The statute of limitations for his claim against Microsoft is four months after that, since Mr. Musk added the tech giant to his suit four months after it was initially filed.
Those key dates help explain why Mr. Musk’s lawyers have focused so much of their case on the events of 2023, shortly after OpenAI released its hit chatbot, ChatGPT. In January 2023, Microsoft followed its initial $1 billion investment in OpenAI, made in 2019, with an additional $10 billion. Near the end of the year, the OpenAI board removed Mr. Altman as chief executive, saying he could not be trusted to build A.I. for the benefit of humanity, before reinstating him five days later.
If the jury decides that Mr. Musk has met the statute of limitations for the claims, it will then consider the merits of his accusations.
But that’s not the end of it. The jury is essentially acting in an advisory role to Judge Yvonne Gonzalez Rogers, who is presiding in the case. However the jury decides, it will be up to the judge to decide what to do about it.
As the jury deliberates on Monday, Judge Gonzalez Rogers will hold a separate hearing with lawyers from both sides to determine potential penalties. She will have a range of options. The most extreme would be what Mr. Musk is asking for in his suit. She could also set damages well below $150 billion, or even toss out a decision from the jury and decide that OpenAI did nothing wrong.
OpenAI’s legal team has called the suit “a case of sour grapes.” During the trial, OpenAI’s lawyers repeatedly argued that Mr. Musk did not file his suit until after OpenAI had a hit on its hands with ChatGPT. He left OpenAI in 2018, after a power struggle with Mr. Altman.
Mr. Musk’s suit did not cite a single contract or other founding document for OpenAI. No such document is believed to have existed. For that reason, his legal team had to argue its case through a variety of conversations, emails, text messages and other documents from the years he and others founded and built the A.I. lab.
In his closing, Mr. Molo ran down a list of ways in which he claimed OpenAI breached the terms of the charitable trust. Among the reasons he listed was “failing to open source” the underlying technology of its A.I.

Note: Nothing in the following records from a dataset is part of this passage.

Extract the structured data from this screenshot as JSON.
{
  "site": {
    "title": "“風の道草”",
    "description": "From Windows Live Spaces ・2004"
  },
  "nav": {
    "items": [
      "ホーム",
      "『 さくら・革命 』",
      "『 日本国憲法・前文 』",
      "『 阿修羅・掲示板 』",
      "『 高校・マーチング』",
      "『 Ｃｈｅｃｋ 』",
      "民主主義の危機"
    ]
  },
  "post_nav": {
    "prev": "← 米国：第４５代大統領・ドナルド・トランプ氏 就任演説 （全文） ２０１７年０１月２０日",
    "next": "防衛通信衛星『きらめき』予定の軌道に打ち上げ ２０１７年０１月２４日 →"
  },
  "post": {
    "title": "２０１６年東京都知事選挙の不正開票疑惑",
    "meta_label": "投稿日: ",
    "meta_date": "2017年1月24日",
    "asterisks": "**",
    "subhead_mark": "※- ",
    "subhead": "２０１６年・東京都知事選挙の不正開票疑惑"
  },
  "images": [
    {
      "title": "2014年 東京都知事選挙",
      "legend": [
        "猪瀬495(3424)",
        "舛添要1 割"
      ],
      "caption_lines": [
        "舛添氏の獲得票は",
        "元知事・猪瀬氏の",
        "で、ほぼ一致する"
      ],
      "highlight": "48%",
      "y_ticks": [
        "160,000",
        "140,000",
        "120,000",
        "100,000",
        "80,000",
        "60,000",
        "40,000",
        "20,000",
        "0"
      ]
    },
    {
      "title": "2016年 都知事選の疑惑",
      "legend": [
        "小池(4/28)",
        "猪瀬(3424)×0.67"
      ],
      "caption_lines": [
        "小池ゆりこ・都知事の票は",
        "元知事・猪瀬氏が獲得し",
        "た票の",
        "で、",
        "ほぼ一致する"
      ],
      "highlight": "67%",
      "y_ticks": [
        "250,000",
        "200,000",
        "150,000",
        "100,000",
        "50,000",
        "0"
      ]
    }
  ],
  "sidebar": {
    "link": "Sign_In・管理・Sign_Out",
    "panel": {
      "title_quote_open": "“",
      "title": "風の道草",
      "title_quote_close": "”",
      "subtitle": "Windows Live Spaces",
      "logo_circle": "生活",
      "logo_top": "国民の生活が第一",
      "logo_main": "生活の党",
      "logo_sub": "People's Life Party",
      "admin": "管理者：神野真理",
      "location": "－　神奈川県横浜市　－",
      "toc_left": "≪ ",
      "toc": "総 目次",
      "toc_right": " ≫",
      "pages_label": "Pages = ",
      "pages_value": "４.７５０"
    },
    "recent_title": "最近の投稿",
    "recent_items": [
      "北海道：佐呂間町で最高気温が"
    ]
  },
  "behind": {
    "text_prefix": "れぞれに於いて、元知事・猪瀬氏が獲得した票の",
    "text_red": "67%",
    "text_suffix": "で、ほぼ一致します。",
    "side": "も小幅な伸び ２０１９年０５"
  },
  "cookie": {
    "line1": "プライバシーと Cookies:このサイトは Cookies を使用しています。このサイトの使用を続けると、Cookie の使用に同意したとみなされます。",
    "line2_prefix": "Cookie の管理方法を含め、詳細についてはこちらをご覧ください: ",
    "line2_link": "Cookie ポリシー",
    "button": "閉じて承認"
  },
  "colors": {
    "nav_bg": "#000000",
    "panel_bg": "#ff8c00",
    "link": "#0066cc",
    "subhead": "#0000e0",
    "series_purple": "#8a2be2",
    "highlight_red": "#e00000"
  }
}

Open-source technology, which means freely sharing the research and code that powers the A.I., is a longstanding practice in the computing industry. It’s also often at odds with how for-profit companies work, because it gives competitors insight into a company’s technology.

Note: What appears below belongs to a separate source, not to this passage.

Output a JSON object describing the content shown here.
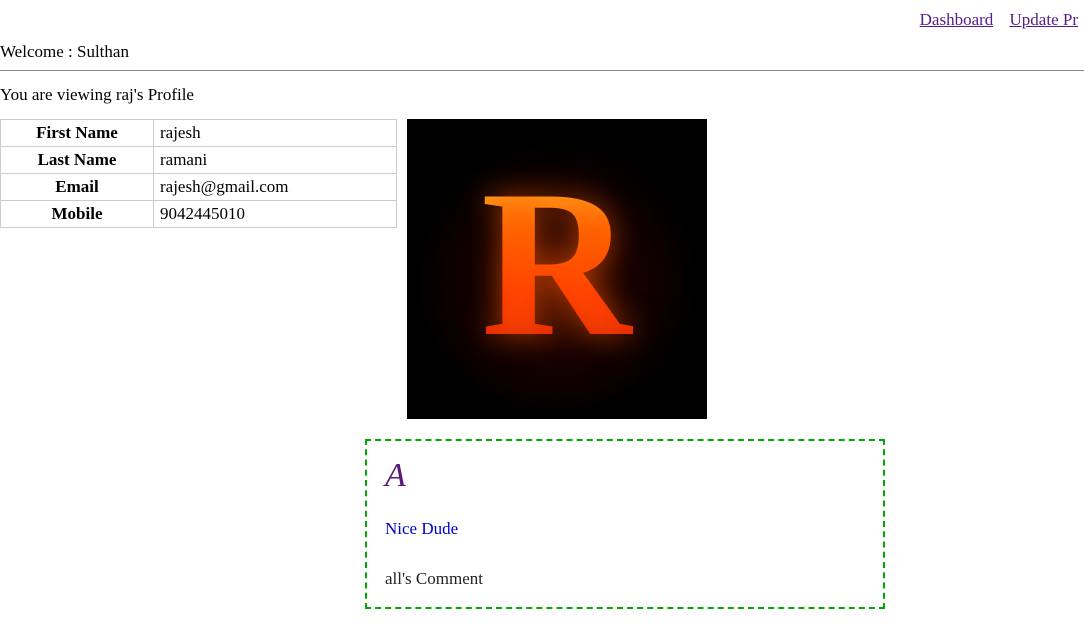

OpenAI has open-sourced some of its technology, but certainly not the most important parts. Mr. Molo did not mention that Mr. Musk’s own A.I. lab, xAI, is also not open-sourcing much of its A.I. research.

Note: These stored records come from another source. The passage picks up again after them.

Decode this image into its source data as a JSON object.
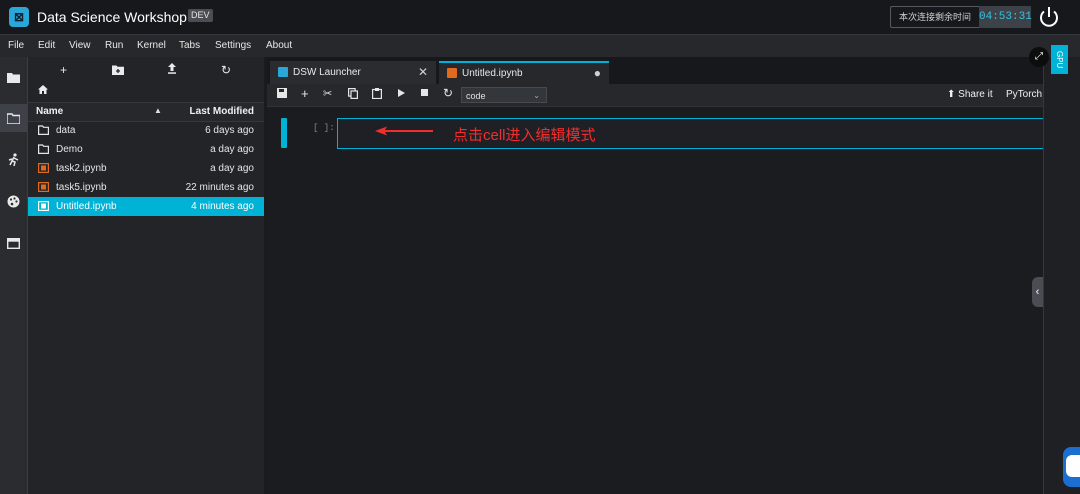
{
  "header": {
    "logo_glyph": "⊠",
    "app_title": "Data Science Workshop",
    "env_badge": "DEV",
    "timer_label": "本次连接剩余时间",
    "timer_value": "04:53:31"
  },
  "menu": [
    "File",
    "Edit",
    "View",
    "Run",
    "Kernel",
    "Tabs",
    "Settings",
    "About"
  ],
  "file_browser": {
    "columns": {
      "name": "Name",
      "modified": "Last Modified"
    },
    "files": [
      {
        "name": "data",
        "modified": "6 days ago",
        "type": "folder"
      },
      {
        "name": "Demo",
        "modified": "a day ago",
        "type": "folder"
      },
      {
        "name": "task2.ipynb",
        "modified": "a day ago",
        "type": "notebook"
      },
      {
        "name": "task5.ipynb",
        "modified": "22 minutes ago",
        "type": "notebook"
      },
      {
        "name": "Untitled.ipynb",
        "modified": "4 minutes ago",
        "type": "notebook",
        "selected": true
      }
    ]
  },
  "tabs": [
    {
      "label": "DSW Launcher",
      "active": false
    },
    {
      "label": "Untitled.ipynb",
      "active": true
    }
  ],
  "notebook_toolbar": {
    "cell_type": "code",
    "share_label": "Share it",
    "kernel_label": "PyTorch"
  },
  "cell": {
    "prompt": "[ ]:"
  },
  "annotation": {
    "text": "点击cell进入编辑模式"
  },
  "right_panel": {
    "gpu_label": "GPU"
  },
  "colors": {
    "accent": "#00b3d6",
    "timer_text": "#34c5e4",
    "annotation": "#f02e2e",
    "notebook_icon": "#e06b1f"
  }
}
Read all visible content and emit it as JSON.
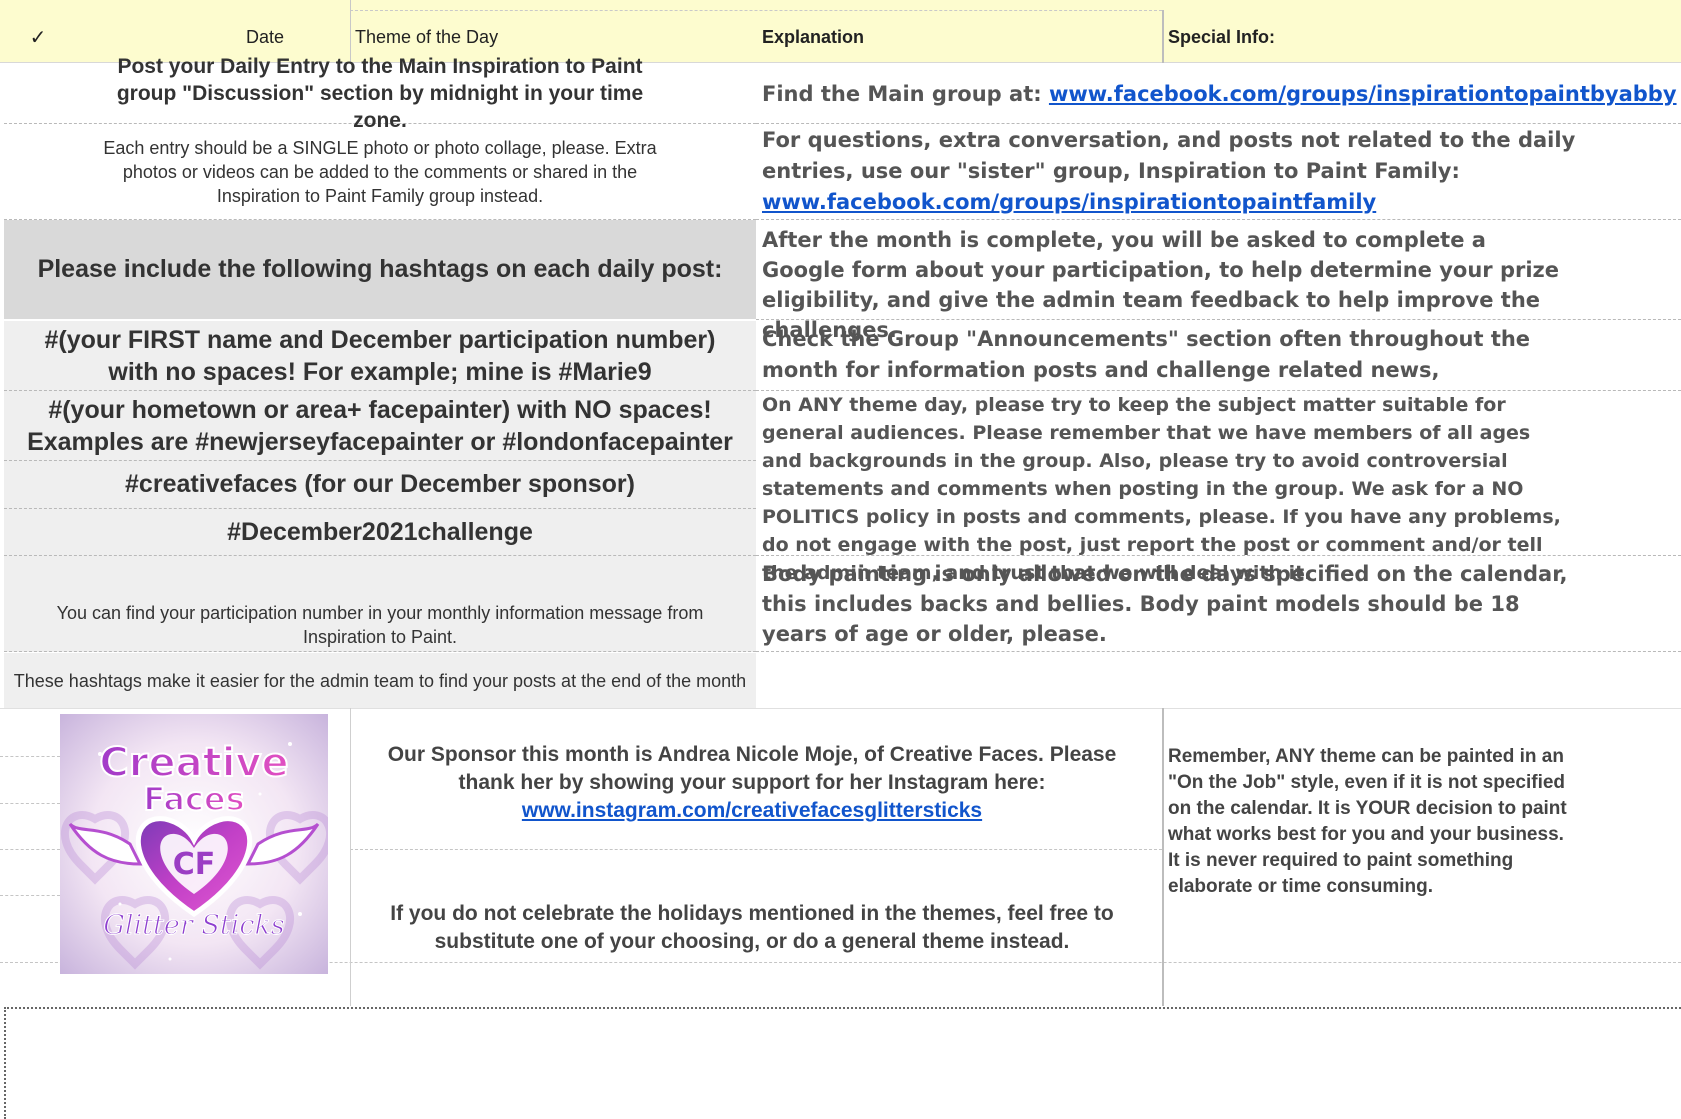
{
  "header": {
    "check_label": "✓",
    "date_label": "Date",
    "theme_label": "Theme of the Day",
    "explanation_label": "Explanation",
    "special_label": "Special Info:",
    "bg_color": "#fdfccf"
  },
  "left": {
    "post_entry": "Post your Daily Entry to the Main Inspiration to Paint group \"Discussion\" section by midnight in your time zone.",
    "single_photo": "Each entry should be a SINGLE photo or photo collage, please. Extra photos or videos can be added to the comments or shared in the Inspiration to Paint Family group instead.",
    "hashtags_heading": "Please include the following hashtags on each daily post:",
    "tag_first_name": "#(your FIRST name and December participation number) with no spaces! For example; mine is #Marie9",
    "tag_hometown": "#(your hometown or area+ facepainter) with NO spaces! Examples are #newjerseyfacepainter or #londonfacepainter",
    "tag_sponsor": "#creativefaces (for our December sponsor)",
    "tag_challenge": "#December2021challenge",
    "participation_number": "You can find your participation number in your monthly information message from Inspiration to Paint.",
    "admin_note": "These hashtags make it easier for the admin team to find your posts at the end of the month"
  },
  "right": {
    "main_group_prefix": "Find the Main group at: ",
    "main_group_link": "www.facebook.com/groups/inspirationtopaintbyabby",
    "questions_prefix": "For questions, extra conversation, and posts not related to the daily entries, use our \"sister\" group, Inspiration to Paint Family: ",
    "family_link": "www.facebook.com/groups/inspirationtopaintfamily",
    "google_form": "After the month is complete, you will be asked to complete a Google form about your participation, to help determine your prize eligibility, and give the admin team feedback to help improve the challenges.",
    "announcements": "Check the Group \"Announcements\" section often throughout the month for information posts and challenge related news,",
    "any_theme_day": "On ANY theme day, please try to keep the subject matter suitable for general audiences. Please remember that we have members of all ages and backgrounds in the group. Also, please try to avoid controversial statements and comments when posting in the group. We ask for a NO POLITICS policy in posts and comments, please. If you have any problems, do not engage with the post, just report the post or comment and/or tell the admin team, and trust that we will deal with it.",
    "body_painting": "Body painting is only allowed on the days specified on the calendar, this includes backs and bellies. Body paint models should be 18 years of age or older, please."
  },
  "sponsor": {
    "text_prefix": "Our Sponsor this month is Andrea Nicole Moje, of Creative Faces. Please thank her by showing your support for her Instagram here: ",
    "link": "www.instagram.com/creativefacesglittersticks",
    "holidays": "If you do not celebrate the holidays mentioned in the themes, feel free to substitute one of your choosing, or do a general theme instead.",
    "remember": "Remember, ANY theme can be painted in an \"On the Job\" style, even if it is not specified on the calendar. It is YOUR decision to paint what works best for you and your business. It is never required to paint something elaborate or time consuming."
  },
  "logo": {
    "line1": "Creative",
    "line2": "Faces",
    "monogram": "CF",
    "line3": "Glitter Sticks"
  }
}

Mr. Molo finished with an email that directly addressed the statute of limitations. Mr. Musk sent the email to Mr. Altman on Oct. 20, 2022, that included a link to a news article reporting that Microsoft was investing another $10 billion in OpenAI. That was the moment, he said, Mr. Musk realized that OpenAI had breached the charitable trust — well within the three-year legal statute.
But William Savitt, OpenAI’s lead lawyer, said the charity was still very much alive. And thanks to OpenAI’s growth, its assets are worth more than $200 billion.
“Mr. Musk looks at all of this and shouts: ‘They stole a charity,’” Mr. Savitt said. “That’s sort of all he does: shouts.”
Ms. Eddy, the other OpenAI lawyer, continued to hammer the point that the fight for control of OpenAI years ago and the court fight today were about Mr. Musk’s pursuit of power. He is particularly focused, she said, on the creation of artificial general intelligence, a powerful type of A.I. that could be as intelligent as humans and that OpenAI has been working on for years.
“He wanted dominion over A.G.I.,” she said. And when he dies, Ms. Eddy added, Mr. Musk wants to pass control of OpenAI’s technology to his children.
(The New York Times has sued OpenAI and Microsoft, claiming copyright infringement of news content related to A.I. systems. The two companies have denied the suit’s claims.)
Natallie Rocha contributed reporting.